It was a small moment, really.
An elevator conversation – one of those accidental pauses between the day’s rush.
We discovered we both love baking and crafts, and for a moment, the office walls didn’t feel so gray. She smiled but then said something that lingered with me:
“I love doing those things, but sometimes I feel like I’m being unproductive.”
That word – unproductive – stayed with me.
We live in a world that measures worth in output. If it doesn’t make money, move numbers, or fit neatly into a calendar block, it’s labeled a waste of time. But anything that fills your soul is never a waste of time.
I told her that when I’m at work, I give it my full attention. I show up, do my best, and pour my energy where it’s needed. But the moment I leave, I leave. I let work stay where it belongs. I’ve learned to immerse myself in my life – the quiet one that begins when the workday ends.

The truth is, it took me a long time to get here.
To let myself rest without guilt.
To bake a cake for the simple joy of watching it rise.

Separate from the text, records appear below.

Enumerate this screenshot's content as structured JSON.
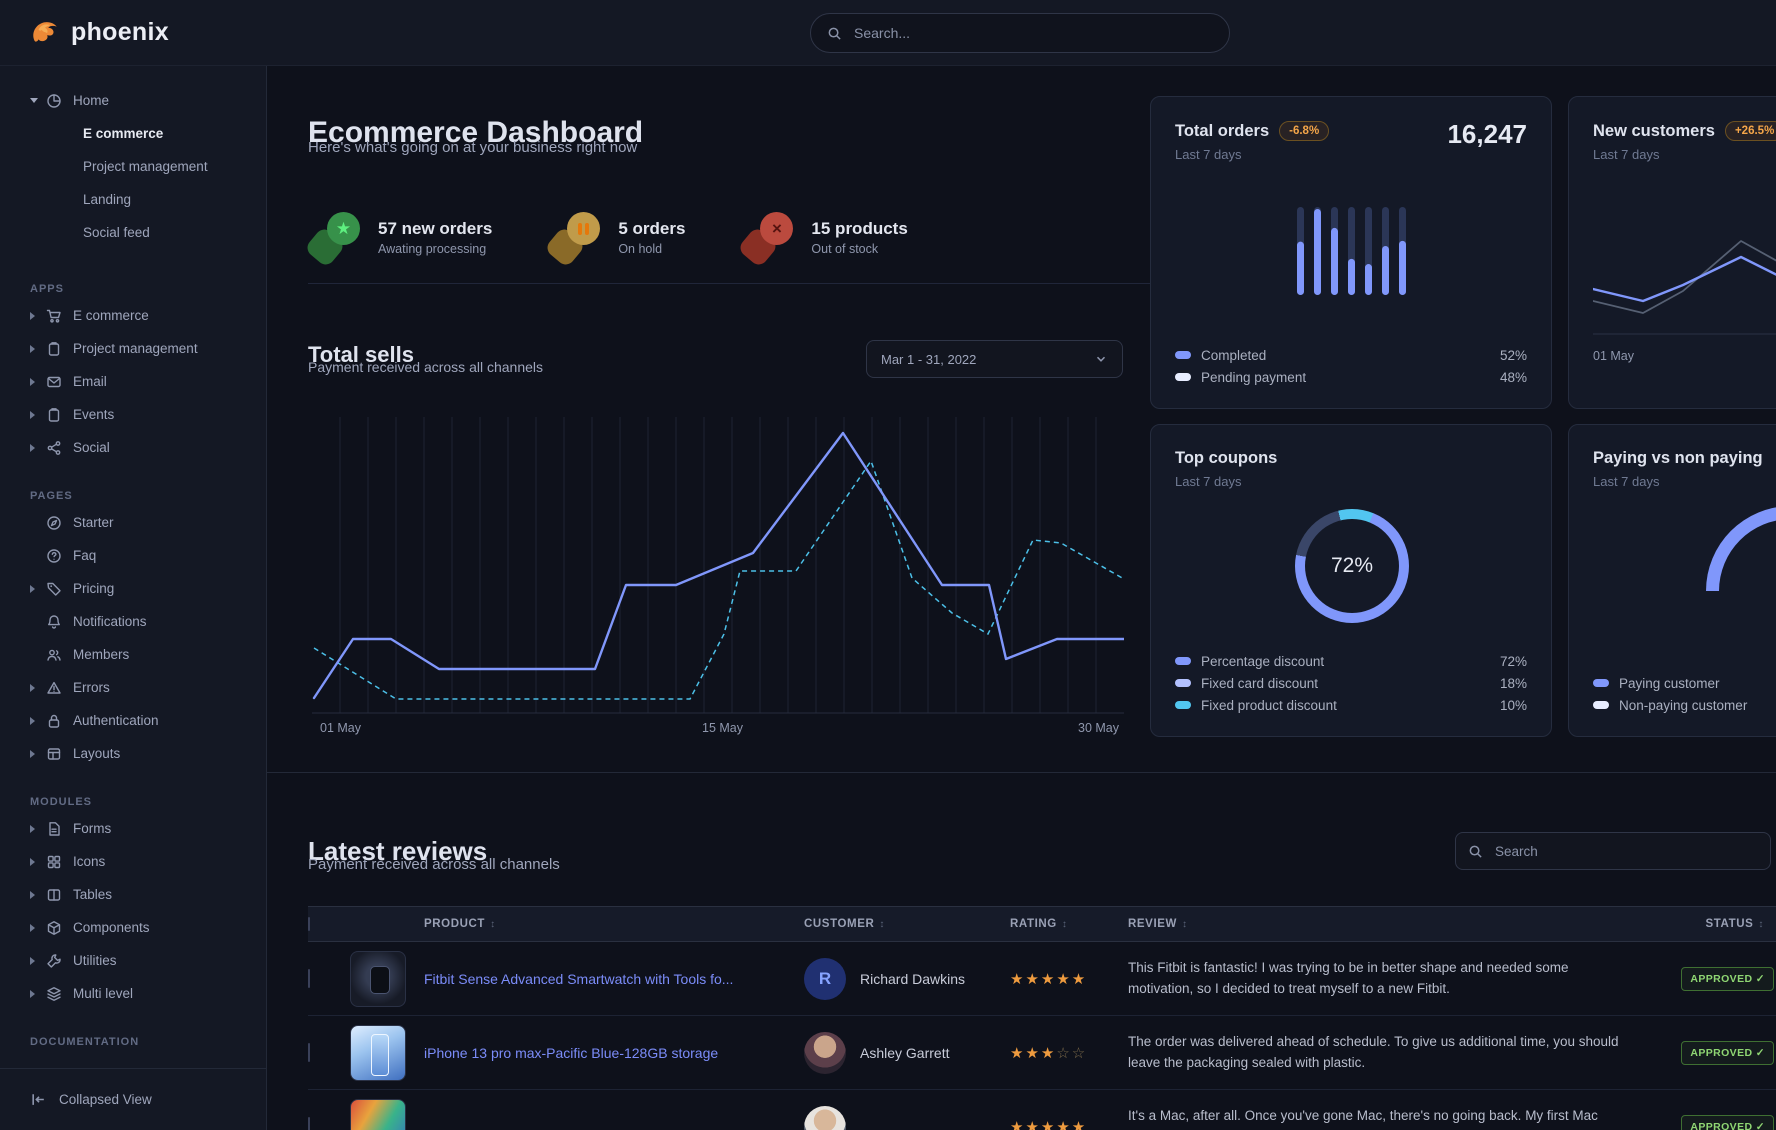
{
  "brand": {
    "name": "phoenix"
  },
  "navbar": {
    "search_placeholder": "Search..."
  },
  "icons": {
    "sort": "↕",
    "star_filled": "★",
    "star_empty": "☆",
    "check": "✓",
    "star": "★",
    "x": "×"
  },
  "colors": {
    "accent_blue": "#8097fb",
    "accent_cyan": "#4cc0e8",
    "bar_dark": "#2b3657",
    "light_swatch": "#e8edff",
    "mid_swatch": "#b3c1ff",
    "gray_line": "#566073",
    "warning_text": "#f5a649",
    "success_text": "#8fd673",
    "star": "#ee9b3f",
    "link": "#7b8cf8",
    "donut_dark": "#3a4668"
  },
  "sidebar": {
    "home": {
      "label": "Home",
      "icon": "pie",
      "children": [
        {
          "label": "E commerce",
          "active": true
        },
        {
          "label": "Project management",
          "active": false
        },
        {
          "label": "Landing",
          "active": false
        },
        {
          "label": "Social feed",
          "active": false
        }
      ]
    },
    "sections": [
      {
        "label": "APPS",
        "items": [
          {
            "label": "E commerce",
            "icon": "cart",
            "caret": true
          },
          {
            "label": "Project management",
            "icon": "clipboard",
            "caret": true
          },
          {
            "label": "Email",
            "icon": "mail",
            "caret": true
          },
          {
            "label": "Events",
            "icon": "clipboard",
            "caret": true
          },
          {
            "label": "Social",
            "icon": "share",
            "caret": true
          }
        ]
      },
      {
        "label": "PAGES",
        "items": [
          {
            "label": "Starter",
            "icon": "compass",
            "caret": false
          },
          {
            "label": "Faq",
            "icon": "question",
            "caret": false
          },
          {
            "label": "Pricing",
            "icon": "tag",
            "caret": true
          },
          {
            "label": "Notifications",
            "icon": "bell",
            "caret": false
          },
          {
            "label": "Members",
            "icon": "users",
            "caret": false
          },
          {
            "label": "Errors",
            "icon": "warning",
            "caret": true
          },
          {
            "label": "Authentication",
            "icon": "lock",
            "caret": true
          },
          {
            "label": "Layouts",
            "icon": "layout",
            "caret": true
          }
        ]
      },
      {
        "label": "MODULES",
        "items": [
          {
            "label": "Forms",
            "icon": "file",
            "caret": true
          },
          {
            "label": "Icons",
            "icon": "grid",
            "caret": true
          },
          {
            "label": "Tables",
            "icon": "table",
            "caret": true
          },
          {
            "label": "Components",
            "icon": "box",
            "caret": true
          },
          {
            "label": "Utilities",
            "icon": "wrench",
            "caret": true
          },
          {
            "label": "Multi level",
            "icon": "layers",
            "caret": true
          }
        ]
      },
      {
        "label": "DOCUMENTATION",
        "items": []
      }
    ],
    "footer": {
      "label": "Collapsed View"
    }
  },
  "dashboard": {
    "title": "Ecommerce Dashboard",
    "subtitle": "Here's what's going on at your business right now",
    "stats": [
      {
        "value": "57 new orders",
        "caption": "Awating processing",
        "theme": "success",
        "glyph": "star"
      },
      {
        "value": "5 orders",
        "caption": "On hold",
        "theme": "warning",
        "glyph": "pause"
      },
      {
        "value": "15 products",
        "caption": "Out of stock",
        "theme": "danger",
        "glyph": "x"
      }
    ],
    "total_sells": {
      "title": "Total sells",
      "subtitle": "Payment received across all channels",
      "date_range": "Mar 1 - 31, 2022",
      "x_ticks": [
        "01 May",
        "15 May",
        "30 May"
      ]
    },
    "cards": {
      "total_orders": {
        "title": "Total orders",
        "badge": "-6.8%",
        "period": "Last 7 days",
        "value": "16,247",
        "legend": [
          {
            "label": "Completed",
            "value": "52%",
            "color": "#8097fb"
          },
          {
            "label": "Pending payment",
            "value": "48%",
            "color": "#e8edff"
          }
        ]
      },
      "new_customers": {
        "title": "New customers",
        "badge": "+26.5%",
        "period": "Last 7 days",
        "x_tick": "01 May"
      },
      "top_coupons": {
        "title": "Top coupons",
        "period": "Last 7 days",
        "center_label": "72%",
        "legend": [
          {
            "label": "Percentage discount",
            "value": "72%",
            "color": "#8097fb"
          },
          {
            "label": "Fixed card discount",
            "value": "18%",
            "color": "#b3c1ff"
          },
          {
            "label": "Fixed product discount",
            "value": "10%",
            "color": "#52c6f0"
          }
        ]
      },
      "paying": {
        "title": "Paying vs non paying",
        "period": "Last 7 days",
        "legend": [
          {
            "label": "Paying customer",
            "value": "",
            "color": "#8097fb"
          },
          {
            "label": "Non-paying customer",
            "value": "",
            "color": "#e8edff"
          }
        ]
      }
    }
  },
  "reviews": {
    "title": "Latest reviews",
    "subtitle": "Payment received across all channels",
    "search_placeholder": "Search",
    "columns": [
      "PRODUCT",
      "CUSTOMER",
      "RATING",
      "REVIEW",
      "STATUS"
    ],
    "rows": [
      {
        "product": "Fitbit Sense Advanced Smartwatch with Tools fo...",
        "thumb": "watch",
        "customer": "Richard Dawkins",
        "avatar": {
          "type": "initial",
          "initial": "R"
        },
        "rating": 5,
        "review": "This Fitbit is fantastic! I was trying to be in better shape and needed some motivation, so I decided to treat myself to a new Fitbit.",
        "status": "APPROVED"
      },
      {
        "product": "iPhone 13 pro max-Pacific Blue-128GB storage",
        "thumb": "iphone",
        "customer": "Ashley Garrett",
        "avatar": {
          "type": "photo1"
        },
        "rating": 3,
        "review": "The order was delivered ahead of schedule. To give us additional time, you should leave the packaging sealed with plastic.",
        "status": "APPROVED"
      },
      {
        "product": "",
        "thumb": "mac",
        "customer": "",
        "avatar": {
          "type": "photo2"
        },
        "rating": 5,
        "review": "It's a Mac, after all. Once you've gone Mac, there's no going back. My first Mac lasted",
        "status": "APPROVED"
      }
    ]
  },
  "chart_data": [
    {
      "id": "total_sells",
      "type": "line",
      "title": "Total sells",
      "x_ticks": [
        "01 May",
        "15 May",
        "30 May"
      ],
      "grid": "vertical-daily",
      "series": [
        {
          "name": "current",
          "style": "solid",
          "color": "#8097fb",
          "points": [
            [
              2,
              285
            ],
            [
              41,
              226
            ],
            [
              79,
              226
            ],
            [
              127,
              256
            ],
            [
              283,
              256
            ],
            [
              314,
              172
            ],
            [
              364,
              172
            ],
            [
              441,
              140
            ],
            [
              531,
              20
            ],
            [
              630,
              172
            ],
            [
              677,
              172
            ],
            [
              694,
              246
            ],
            [
              745,
              226
            ],
            [
              812,
              226
            ]
          ]
        },
        {
          "name": "previous",
          "style": "dashed",
          "color": "#4cc0e8",
          "points": [
            [
              2,
              235
            ],
            [
              84,
              286
            ],
            [
              378,
              286
            ],
            [
              412,
              221
            ],
            [
              428,
              158
            ],
            [
              484,
              158
            ],
            [
              559,
              48
            ],
            [
              600,
              165
            ],
            [
              640,
              200
            ],
            [
              676,
              221
            ],
            [
              721,
              127
            ],
            [
              749,
              130
            ],
            [
              812,
              166
            ]
          ]
        }
      ]
    },
    {
      "id": "total_orders",
      "type": "bar",
      "stacked": true,
      "value": "16,247",
      "series": [
        {
          "name": "Completed",
          "color": "#8097fb",
          "fractions": [
            0.62,
            1,
            0.78,
            0.42,
            0.36,
            0.57,
            0.63
          ]
        },
        {
          "name": "Pending payment",
          "color": "#2b3657",
          "fractions": [
            1,
            1,
            1,
            1,
            1,
            1,
            1
          ]
        }
      ]
    },
    {
      "id": "new_customers",
      "type": "line",
      "x_tick": "01 May",
      "series": [
        {
          "name": "previous",
          "style": "solid",
          "color": "#566073",
          "points": [
            [
              0,
              74
            ],
            [
              50,
              86
            ],
            [
              90,
              64
            ],
            [
              148,
              14
            ],
            [
              184,
              34
            ],
            [
              230,
              60
            ],
            [
              280,
              84
            ],
            [
              330,
              70
            ]
          ]
        },
        {
          "name": "current",
          "style": "solid",
          "color": "#8097fb",
          "points": [
            [
              0,
              62
            ],
            [
              50,
              74
            ],
            [
              90,
              58
            ],
            [
              148,
              30
            ],
            [
              184,
              48
            ],
            [
              230,
              80
            ],
            [
              280,
              55
            ],
            [
              330,
              60
            ]
          ]
        }
      ]
    },
    {
      "id": "top_coupons",
      "type": "donut",
      "center_label": "72%",
      "start_angle_deg": -14,
      "segments": [
        {
          "label": "Fixed product discount",
          "value": 10,
          "color": "#52c6f0"
        },
        {
          "label": "Percentage discount",
          "value": 72,
          "color": "#8097fb"
        },
        {
          "label": "Fixed card discount",
          "value": 18,
          "color": "#3a4668"
        }
      ]
    },
    {
      "id": "paying_gauge",
      "type": "gauge",
      "shape": "semicircle",
      "segments": [
        {
          "label": "Paying customer",
          "value": 74,
          "color": "#8097fb"
        },
        {
          "label": "Non-paying customer",
          "value": 26,
          "color": "#dbe4ff"
        }
      ]
    }
  ]
}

To sit in the garden without reaching for my phone.
To create something with my hands just because it makes me feel alive.
To listen to music without doing anything else.
To dance around the kitchen when no one’s watching.
To sing softly while washing dishes.
To read simply for the pleasure of reading – not to learn, not to achieve, but to feel.
The world has convinced us that joy must be earned, that peace is a reward, that rest must be justified. But what if those are the very things that keep us whole enough to show up again tomorrow?
Crafts, baking, dancing, singing, music, tending plants, reading, long walks, slow mornings – these are not distractions from life. They are life. They are the spaces where we remember who we are when we’re not performing.
So no, you are not being unproductive when you do something that nourishes you.
You are being present. You are being human.